Lenexa hasn’t always been a hotbed of political activity when it comes to city elections. But that may change a bit this year, as a local group of bicycle enthusiasts begins a campaign for bike infrastructure.
The Facebook group iBike Lenexa, started by Jeff Carroll, is sending out questionnaires to candidates in the August primary asking whether they’d get behind a plan for signs, bike lanes and other measures to encourage drivers to share the road.
Lenexa has a growing bicycling community, Carroll said, because of a new city rec center in the City Center development and because a business in Old Town, Velo +, has built a following.
Many of the riders in the group commute or go out for longer rides, he said, and most don’t want to restrict themselves to trails.
Never miss a local story.
“Trails are recreational. If you want to use a bicycle as transportation you have to be able to ride on the street,” he said.
That’s a problem because Lenexa has few if any bike lanes or even “share the road” arrows to remind drivers that cyclists are also on the road, Carroll said. As a commuter, he said he sees bike infrastructure in other cities, but almost nothing in Lenexa.
To back that up, Carroll used data from the Mid-America Regional Council for a map showing bike lanes, bike route or share the road signs.
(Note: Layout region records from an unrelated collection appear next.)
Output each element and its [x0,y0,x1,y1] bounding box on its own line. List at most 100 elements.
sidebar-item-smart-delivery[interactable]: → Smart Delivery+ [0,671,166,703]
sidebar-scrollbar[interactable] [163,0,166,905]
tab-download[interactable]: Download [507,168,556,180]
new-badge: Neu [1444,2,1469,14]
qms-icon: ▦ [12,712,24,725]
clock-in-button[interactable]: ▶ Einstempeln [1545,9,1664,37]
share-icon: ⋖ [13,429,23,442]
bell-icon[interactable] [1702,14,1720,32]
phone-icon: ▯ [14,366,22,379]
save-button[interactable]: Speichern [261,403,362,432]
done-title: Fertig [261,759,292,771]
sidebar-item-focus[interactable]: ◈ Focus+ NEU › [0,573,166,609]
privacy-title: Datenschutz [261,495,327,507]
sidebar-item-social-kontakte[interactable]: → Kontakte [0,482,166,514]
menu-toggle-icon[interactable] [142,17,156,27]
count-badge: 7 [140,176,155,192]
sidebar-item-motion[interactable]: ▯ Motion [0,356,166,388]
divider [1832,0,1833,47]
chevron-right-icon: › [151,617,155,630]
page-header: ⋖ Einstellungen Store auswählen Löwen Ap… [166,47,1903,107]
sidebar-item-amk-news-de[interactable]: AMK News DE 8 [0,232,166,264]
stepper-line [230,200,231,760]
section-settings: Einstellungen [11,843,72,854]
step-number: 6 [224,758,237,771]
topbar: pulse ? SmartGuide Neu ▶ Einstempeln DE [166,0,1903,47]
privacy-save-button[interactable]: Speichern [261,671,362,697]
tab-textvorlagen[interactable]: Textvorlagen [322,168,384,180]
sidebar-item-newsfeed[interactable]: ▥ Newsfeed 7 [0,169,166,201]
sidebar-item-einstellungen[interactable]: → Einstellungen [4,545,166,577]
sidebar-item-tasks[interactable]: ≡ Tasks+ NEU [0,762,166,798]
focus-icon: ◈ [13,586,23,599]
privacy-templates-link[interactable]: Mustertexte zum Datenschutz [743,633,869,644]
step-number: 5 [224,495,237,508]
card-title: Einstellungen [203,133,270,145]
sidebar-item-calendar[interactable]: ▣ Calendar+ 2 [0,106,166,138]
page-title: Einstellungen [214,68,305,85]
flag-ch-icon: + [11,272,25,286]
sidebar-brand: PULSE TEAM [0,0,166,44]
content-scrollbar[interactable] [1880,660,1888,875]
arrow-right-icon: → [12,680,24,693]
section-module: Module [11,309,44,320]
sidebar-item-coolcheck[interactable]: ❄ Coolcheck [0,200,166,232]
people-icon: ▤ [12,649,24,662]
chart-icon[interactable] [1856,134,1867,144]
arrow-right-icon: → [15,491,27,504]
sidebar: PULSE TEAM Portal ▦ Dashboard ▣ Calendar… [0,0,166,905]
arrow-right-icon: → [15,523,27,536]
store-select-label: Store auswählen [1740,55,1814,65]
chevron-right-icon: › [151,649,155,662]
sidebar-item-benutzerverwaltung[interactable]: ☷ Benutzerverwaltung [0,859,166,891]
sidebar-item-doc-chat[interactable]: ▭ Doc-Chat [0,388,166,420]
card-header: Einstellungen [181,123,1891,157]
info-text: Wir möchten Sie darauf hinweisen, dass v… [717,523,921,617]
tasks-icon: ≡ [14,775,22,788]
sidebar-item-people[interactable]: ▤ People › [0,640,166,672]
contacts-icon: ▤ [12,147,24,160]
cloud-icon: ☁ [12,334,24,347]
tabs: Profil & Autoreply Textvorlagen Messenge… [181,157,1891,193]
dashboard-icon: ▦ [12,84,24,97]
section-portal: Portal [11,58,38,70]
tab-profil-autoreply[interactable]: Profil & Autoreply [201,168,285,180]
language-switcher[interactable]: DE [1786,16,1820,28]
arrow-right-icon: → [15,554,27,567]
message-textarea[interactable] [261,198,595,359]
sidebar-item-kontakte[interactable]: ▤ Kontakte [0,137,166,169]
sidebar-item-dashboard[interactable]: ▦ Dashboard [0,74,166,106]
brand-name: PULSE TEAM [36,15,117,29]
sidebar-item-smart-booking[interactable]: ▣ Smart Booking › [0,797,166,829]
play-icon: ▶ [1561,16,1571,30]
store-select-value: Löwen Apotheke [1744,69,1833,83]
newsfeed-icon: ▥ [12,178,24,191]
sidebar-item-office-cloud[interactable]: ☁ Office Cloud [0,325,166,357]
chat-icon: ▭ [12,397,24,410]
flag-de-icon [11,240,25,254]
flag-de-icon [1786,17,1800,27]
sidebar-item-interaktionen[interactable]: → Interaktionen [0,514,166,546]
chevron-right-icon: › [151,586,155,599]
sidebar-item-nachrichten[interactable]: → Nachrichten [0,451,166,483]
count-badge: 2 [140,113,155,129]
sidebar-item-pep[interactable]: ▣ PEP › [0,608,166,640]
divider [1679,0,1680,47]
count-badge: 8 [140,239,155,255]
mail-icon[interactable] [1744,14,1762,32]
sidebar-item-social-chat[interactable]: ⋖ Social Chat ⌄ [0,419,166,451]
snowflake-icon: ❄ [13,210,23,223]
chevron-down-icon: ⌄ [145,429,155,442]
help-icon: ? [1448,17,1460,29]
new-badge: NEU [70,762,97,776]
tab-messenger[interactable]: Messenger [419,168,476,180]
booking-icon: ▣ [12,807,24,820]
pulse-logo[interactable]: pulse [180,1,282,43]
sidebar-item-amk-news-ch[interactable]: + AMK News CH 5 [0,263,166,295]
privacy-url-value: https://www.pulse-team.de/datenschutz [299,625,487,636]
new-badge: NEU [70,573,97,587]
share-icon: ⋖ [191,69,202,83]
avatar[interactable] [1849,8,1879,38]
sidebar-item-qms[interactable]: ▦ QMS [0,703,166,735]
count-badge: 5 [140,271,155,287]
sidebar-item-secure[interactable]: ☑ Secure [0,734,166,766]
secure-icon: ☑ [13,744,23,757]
His map shows infrastructure in neighboring cities, but “a black hole in Lenexa.”
So Carroll started the Facebook page.
“I started a grass-roots community as a way to communicate and talk about what we’d like to see,” he said. So far there are about 80 people in it, he said.
The city has invested heavily in building the City Center development, with little attention to how someone might access it by bicycle or on foot, Carroll said. He also pointed to the 87th Street Parkway overpass over Interstate 35 as one that could be improved for pedestrians and cyclists.
The group has presented its concerns to the Lenexa City Council and now wants to make bike infrastructure part of the election. Lenexa has two incumbents on the council who each have two primary opponents. Those candidates were to receive a four-question survey asking whether they would support more infrastructure, a comprehensive bicycle plan and a program of bicycle education and promotion.
Carroll hopes the city will take bicyclists’ needs in mind as roads are resurfaced and new road projects are done.